The survey was conducted online and results analysed by Wendy Kerr, a business specialising in advising women who leave the corporate world to run their own business.

Commenting on the findings, Kerr said: "At a certain stage in their lives, women realise that the traditional work in corporate environments doesn't work for them any more. They are tired of putting up with the toxic culture and they start to disengage, valuing their time and autonomy above their salary and job. This is the catalyst for them to leave and set up their own enterprises.

"'What has surprised me about these results is how strongly this theme has played out. Even if they were offered more money to get a corporate job again, most of them would not accept, preferring control of their future, their time and their environment over the cash."
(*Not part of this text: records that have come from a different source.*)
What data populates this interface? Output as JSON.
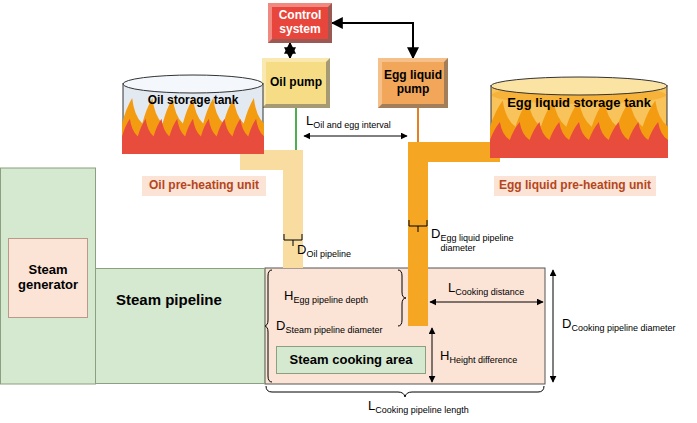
{
  "diagram": {
    "nodes": [
      {
        "text": [
          "Control system"
        ]
      },
      {
        "text": [
          "Oil pump"
        ]
      },
      {
        "text": [
          "Egg liquid pump"
        ]
      },
      {
        "text": [
          "Oil storage tank"
        ]
      },
      {
        "text": [
          "Egg liquid storage tank"
        ]
      },
      {
        "text": [
          "Oil pre-heating unit"
        ]
      },
      {
        "text": [
          "Egg liquid pre-heating unit"
        ]
      },
      {
        "text": [
          "Steam generator"
        ]
      },
      {
        "text": [
          "Steam pipeline"
        ]
      },
      {
        "text": [
          "Steam cooking area"
        ]
      }
    ],
    "edges": [
      {
        "from": 0,
        "to": 1,
        "arrow": "both"
      },
      {
        "from": 0,
        "to": 2,
        "arrow": "both"
      }
    ],
    "labels": [
      "L",
      "Oil and egg interval",
      "D",
      "Oil pipeline",
      "D",
      "Egg liquid pipeline diameter",
      "H",
      "Egg pipeline depth",
      "L",
      "Cooking distance",
      "D",
      "Steam pipeline diameter",
      "H",
      "Height difference",
      "D",
      "Cooking pipeline diameter",
      "L",
      "Cooking pipeline length"
    ]
  }
}
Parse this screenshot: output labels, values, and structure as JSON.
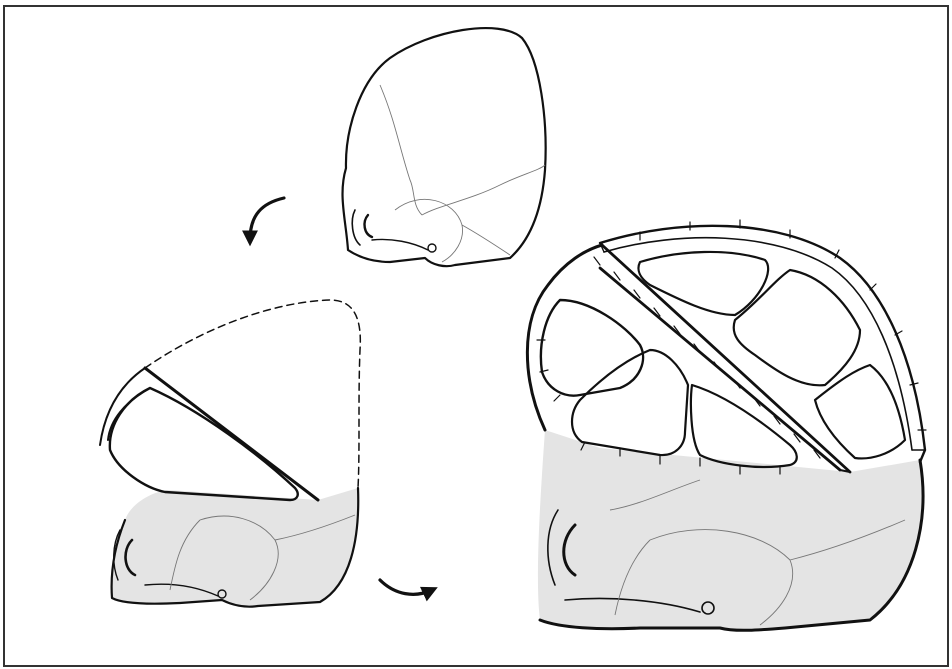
{
  "figure": {
    "panels": [
      {
        "id": "preop-skull",
        "label": ""
      },
      {
        "id": "osteotomy-plan",
        "label": ""
      },
      {
        "id": "reconstructed-skull",
        "label": ""
      }
    ],
    "arrows": [
      {
        "id": "arrow-1",
        "direction": "curved-down"
      },
      {
        "id": "arrow-2",
        "direction": "curved-right"
      }
    ],
    "colors": {
      "ink": "#111111",
      "bone_shade": "#e4e4e4",
      "suture": "#777777",
      "frame": "#333333"
    }
  }
}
Survey participant Trisha Proud, managing partner at consultancy Partners in Solutions, added: "After a hugely successful career I decided to leave and set up my own business because I was fed up and disappointed at people not 'walking the talk' when it came to managing people and truly honouring the values that they regularly spoke about, but didn't necessarily live and breathe on a day-to-day basis. After six years of trading I have no regrets."

Other survey participants echoed this theme. One commented: "There was a disconnect between my values and the corporate world's values' and another said, "I got tired of wasting time on political activity versus actually doing the job."